Les pères de l'Eglise croyaient-ils tous à l'Immaculée Conception ?
9 août 2017

Après avoir défini le dogme de l’Immaculée Conception, le Pape Pie XII affirme, dans son Encyclique Ineffabilis Deus, sous le titre “l’opinion des Pères de l’Église” :

Les Pères et les écrivains de l’Eglise, instruits par les oracles célestes, n’ont rien eu plus à coeur dans les livres qu’ils ont composés pour expliquer les Ecritures, pour défendre les dogmes, pour instruire les fidèles, que de célébrer à l’envie et d’exalter de mille manières admirables la souveraine sainteté de la Vierge, sa dignité, son intégrité de toute tache de péché et son éclatante victoire sur le cruel ennemi du genre humain.

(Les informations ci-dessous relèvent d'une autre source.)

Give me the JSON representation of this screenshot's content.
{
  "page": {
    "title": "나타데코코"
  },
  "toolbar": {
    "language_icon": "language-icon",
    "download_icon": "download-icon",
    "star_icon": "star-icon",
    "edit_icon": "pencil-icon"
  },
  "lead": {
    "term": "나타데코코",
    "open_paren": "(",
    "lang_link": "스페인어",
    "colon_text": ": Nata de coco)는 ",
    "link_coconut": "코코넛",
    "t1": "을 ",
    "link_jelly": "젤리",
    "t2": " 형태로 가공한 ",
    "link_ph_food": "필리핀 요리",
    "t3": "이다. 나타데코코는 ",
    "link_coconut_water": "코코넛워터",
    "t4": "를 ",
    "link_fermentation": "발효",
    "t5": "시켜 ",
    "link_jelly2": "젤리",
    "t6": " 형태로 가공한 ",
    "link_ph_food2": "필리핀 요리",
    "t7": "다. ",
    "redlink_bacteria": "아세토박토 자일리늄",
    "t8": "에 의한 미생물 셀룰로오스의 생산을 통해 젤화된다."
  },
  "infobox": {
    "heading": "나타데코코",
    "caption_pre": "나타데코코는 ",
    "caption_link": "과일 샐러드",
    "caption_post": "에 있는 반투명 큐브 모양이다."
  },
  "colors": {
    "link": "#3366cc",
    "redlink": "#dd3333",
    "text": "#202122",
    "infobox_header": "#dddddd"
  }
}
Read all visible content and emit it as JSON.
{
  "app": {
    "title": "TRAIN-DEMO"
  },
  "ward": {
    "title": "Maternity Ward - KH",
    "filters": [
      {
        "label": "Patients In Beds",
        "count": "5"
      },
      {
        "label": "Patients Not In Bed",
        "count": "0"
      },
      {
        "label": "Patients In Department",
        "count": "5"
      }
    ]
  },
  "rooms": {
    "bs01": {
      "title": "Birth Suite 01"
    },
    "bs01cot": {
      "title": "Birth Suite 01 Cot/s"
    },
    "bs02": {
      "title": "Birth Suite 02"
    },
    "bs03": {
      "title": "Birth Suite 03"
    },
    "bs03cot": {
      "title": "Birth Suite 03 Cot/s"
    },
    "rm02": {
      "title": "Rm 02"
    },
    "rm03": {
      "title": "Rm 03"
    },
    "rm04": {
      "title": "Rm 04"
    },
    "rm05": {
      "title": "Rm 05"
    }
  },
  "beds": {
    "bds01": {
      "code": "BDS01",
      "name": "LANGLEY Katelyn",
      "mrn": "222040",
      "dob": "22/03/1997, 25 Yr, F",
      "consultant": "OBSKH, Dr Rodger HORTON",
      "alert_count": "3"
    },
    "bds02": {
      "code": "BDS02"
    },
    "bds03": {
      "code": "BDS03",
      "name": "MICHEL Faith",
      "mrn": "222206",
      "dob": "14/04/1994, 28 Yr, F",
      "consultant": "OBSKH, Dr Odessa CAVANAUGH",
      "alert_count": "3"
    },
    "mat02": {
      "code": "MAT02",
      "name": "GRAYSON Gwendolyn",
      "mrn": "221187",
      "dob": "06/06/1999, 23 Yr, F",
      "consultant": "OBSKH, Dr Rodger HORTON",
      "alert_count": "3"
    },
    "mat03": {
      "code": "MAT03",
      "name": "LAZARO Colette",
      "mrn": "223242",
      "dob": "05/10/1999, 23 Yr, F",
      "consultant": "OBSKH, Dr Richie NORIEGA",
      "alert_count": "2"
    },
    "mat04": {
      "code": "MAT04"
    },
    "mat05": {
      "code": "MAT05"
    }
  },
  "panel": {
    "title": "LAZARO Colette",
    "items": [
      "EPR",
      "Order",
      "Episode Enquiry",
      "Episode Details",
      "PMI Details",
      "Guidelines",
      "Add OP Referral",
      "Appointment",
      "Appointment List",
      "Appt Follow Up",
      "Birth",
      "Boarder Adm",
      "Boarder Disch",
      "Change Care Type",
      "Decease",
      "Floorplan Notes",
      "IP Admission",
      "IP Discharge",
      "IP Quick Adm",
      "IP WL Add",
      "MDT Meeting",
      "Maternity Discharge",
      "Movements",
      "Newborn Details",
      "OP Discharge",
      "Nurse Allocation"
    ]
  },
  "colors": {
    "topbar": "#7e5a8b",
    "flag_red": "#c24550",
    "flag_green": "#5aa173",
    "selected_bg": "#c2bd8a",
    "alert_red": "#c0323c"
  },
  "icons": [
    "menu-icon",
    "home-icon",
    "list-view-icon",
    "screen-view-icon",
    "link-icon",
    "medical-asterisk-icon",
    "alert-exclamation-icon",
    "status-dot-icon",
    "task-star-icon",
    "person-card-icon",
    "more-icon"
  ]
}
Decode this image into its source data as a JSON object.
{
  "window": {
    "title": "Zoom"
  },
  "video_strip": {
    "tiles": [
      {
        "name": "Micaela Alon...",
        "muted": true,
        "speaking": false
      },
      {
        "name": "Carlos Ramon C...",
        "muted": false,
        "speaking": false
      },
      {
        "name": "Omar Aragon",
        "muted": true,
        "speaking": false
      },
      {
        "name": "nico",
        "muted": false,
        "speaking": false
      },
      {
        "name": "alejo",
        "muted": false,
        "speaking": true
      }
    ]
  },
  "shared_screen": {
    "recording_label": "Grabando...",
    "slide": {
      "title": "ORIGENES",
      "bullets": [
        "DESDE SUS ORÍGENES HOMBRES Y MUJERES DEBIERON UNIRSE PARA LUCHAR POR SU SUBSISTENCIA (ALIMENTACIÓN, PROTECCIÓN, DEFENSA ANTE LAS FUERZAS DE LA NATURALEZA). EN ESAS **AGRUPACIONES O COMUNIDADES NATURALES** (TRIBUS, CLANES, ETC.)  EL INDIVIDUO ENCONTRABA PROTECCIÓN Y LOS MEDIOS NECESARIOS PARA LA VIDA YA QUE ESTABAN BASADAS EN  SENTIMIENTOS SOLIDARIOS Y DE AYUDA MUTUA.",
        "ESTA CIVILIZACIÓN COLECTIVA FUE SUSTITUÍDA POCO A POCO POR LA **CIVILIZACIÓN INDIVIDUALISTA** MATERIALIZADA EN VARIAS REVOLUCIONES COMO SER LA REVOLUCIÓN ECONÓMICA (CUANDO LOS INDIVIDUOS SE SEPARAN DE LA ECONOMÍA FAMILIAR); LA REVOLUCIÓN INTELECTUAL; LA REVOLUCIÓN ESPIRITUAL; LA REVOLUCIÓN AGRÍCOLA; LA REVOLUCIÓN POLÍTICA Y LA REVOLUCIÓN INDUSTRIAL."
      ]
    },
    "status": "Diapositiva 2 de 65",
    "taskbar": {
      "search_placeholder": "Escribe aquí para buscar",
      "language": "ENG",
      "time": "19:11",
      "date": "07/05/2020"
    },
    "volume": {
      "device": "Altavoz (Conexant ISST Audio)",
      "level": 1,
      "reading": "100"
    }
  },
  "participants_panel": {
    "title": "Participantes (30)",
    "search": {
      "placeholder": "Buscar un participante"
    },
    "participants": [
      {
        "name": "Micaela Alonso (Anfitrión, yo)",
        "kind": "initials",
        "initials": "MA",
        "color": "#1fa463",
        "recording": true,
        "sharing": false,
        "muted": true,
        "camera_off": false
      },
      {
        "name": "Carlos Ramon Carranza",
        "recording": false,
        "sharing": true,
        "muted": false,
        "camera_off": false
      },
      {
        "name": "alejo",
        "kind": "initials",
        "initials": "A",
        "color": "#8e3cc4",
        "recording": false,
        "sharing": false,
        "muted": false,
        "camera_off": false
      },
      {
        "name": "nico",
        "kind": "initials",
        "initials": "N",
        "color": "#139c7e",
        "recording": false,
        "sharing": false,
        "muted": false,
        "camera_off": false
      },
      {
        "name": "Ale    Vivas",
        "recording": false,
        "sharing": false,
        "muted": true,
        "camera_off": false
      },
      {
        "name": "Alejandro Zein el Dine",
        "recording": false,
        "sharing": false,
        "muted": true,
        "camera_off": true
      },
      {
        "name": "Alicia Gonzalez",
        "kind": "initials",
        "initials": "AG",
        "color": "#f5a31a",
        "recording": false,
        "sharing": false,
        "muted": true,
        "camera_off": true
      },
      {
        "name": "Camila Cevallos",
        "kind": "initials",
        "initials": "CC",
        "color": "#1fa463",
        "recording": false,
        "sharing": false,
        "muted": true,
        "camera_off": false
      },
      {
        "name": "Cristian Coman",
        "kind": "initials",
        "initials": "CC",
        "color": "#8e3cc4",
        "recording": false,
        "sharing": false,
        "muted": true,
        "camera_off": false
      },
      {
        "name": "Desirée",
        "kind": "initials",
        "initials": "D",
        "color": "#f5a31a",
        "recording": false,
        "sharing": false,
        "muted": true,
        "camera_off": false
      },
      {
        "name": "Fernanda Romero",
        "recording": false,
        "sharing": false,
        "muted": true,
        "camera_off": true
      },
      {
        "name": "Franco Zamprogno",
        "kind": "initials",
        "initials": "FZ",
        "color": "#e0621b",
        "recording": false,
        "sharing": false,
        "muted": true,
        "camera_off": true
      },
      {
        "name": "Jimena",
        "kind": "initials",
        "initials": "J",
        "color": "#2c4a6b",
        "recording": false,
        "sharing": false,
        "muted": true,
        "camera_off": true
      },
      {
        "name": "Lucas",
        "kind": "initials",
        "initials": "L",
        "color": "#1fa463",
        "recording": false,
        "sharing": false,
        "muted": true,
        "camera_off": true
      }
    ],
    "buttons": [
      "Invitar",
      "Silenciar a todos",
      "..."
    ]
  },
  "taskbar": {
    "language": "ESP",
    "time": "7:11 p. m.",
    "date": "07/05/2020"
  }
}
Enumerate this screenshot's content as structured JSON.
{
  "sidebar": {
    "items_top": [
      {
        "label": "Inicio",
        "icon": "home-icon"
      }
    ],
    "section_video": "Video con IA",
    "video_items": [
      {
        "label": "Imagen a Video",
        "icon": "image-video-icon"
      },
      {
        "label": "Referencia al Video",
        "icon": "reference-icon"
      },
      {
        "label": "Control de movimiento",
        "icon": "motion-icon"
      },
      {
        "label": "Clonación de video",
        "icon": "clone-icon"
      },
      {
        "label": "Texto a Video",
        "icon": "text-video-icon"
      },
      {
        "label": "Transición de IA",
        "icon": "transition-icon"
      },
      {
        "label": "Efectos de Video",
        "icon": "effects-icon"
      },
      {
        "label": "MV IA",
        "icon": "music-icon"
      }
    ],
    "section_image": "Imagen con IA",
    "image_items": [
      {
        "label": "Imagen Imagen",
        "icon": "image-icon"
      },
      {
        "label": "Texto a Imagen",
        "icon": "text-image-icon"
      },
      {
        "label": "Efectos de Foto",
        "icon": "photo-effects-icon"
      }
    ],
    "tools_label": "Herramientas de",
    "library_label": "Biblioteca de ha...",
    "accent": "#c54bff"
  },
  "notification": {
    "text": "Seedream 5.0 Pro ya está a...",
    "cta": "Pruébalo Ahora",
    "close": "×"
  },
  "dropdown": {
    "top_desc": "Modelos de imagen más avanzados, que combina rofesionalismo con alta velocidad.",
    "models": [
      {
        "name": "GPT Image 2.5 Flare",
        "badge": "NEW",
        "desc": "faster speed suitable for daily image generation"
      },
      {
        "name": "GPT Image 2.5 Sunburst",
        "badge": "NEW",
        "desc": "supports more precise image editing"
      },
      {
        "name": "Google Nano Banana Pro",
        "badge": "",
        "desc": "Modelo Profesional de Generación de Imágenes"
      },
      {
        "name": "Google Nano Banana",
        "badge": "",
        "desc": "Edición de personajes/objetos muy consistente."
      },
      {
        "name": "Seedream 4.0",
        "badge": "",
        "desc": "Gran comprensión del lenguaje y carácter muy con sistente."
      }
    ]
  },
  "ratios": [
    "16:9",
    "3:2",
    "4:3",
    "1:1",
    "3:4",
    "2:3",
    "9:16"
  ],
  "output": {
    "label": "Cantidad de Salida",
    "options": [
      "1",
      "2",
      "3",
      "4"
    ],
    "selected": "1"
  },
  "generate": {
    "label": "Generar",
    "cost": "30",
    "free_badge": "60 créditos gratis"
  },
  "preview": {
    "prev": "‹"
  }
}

Et sous le titre “Cette doctrine a toujours été professée dans l’Église”, il rajoute :

Et rien n’est plus véritable : de célèbres monuments de la vénérable antiquité, tant de l’Eglise orientale que de l’Eglise occidentale, prouvent en effet avec évidence que cette doctrine de l’Immaculée Conception de la bienheureuse Vierge Marie, qui a été, d’une manière si éclatante, expliquée, déclarée et confirmée chaque jour davantage, qui s’est propagée d’une façon si merveilleuse chez tous les peuples et parmi toutes les nations du monde catholique, avec le ferme assentiment de l’Eglise, par son enseignement, son zèle, sa science et sa sagesse, a toujours été professée dans l’Eglise comme reçue de main en main de nos pères et revêtue du caractère de doctrine révélée.
Car l’Eglise du Christ, vigilante gardienne et protectrice des dogmes qui lui sont confiés, n’y change rien, n’en diminue rien, n’y ajoute rien ; mais, traitant avec une attention scrupuleuse, avec fidélité et avec sagesse les choses anciennes, s’il en est que l’antiquité ait ébauchées et que la foi des Pères ait indiquées, elle s’étudie à les dégager, à les mettre en lumière, de telle sorte que ces antiques dogmes de la doctrine céleste prennent l’évidence, l’éclat, la netteté, tout en gardant leur plénitude, leur intégrité, leur propriété, et qu’ils se développent, mais seulement dans leur propre nature, c’est-à-dire en conservant l’identité du dogme, du sens, de la doctrine.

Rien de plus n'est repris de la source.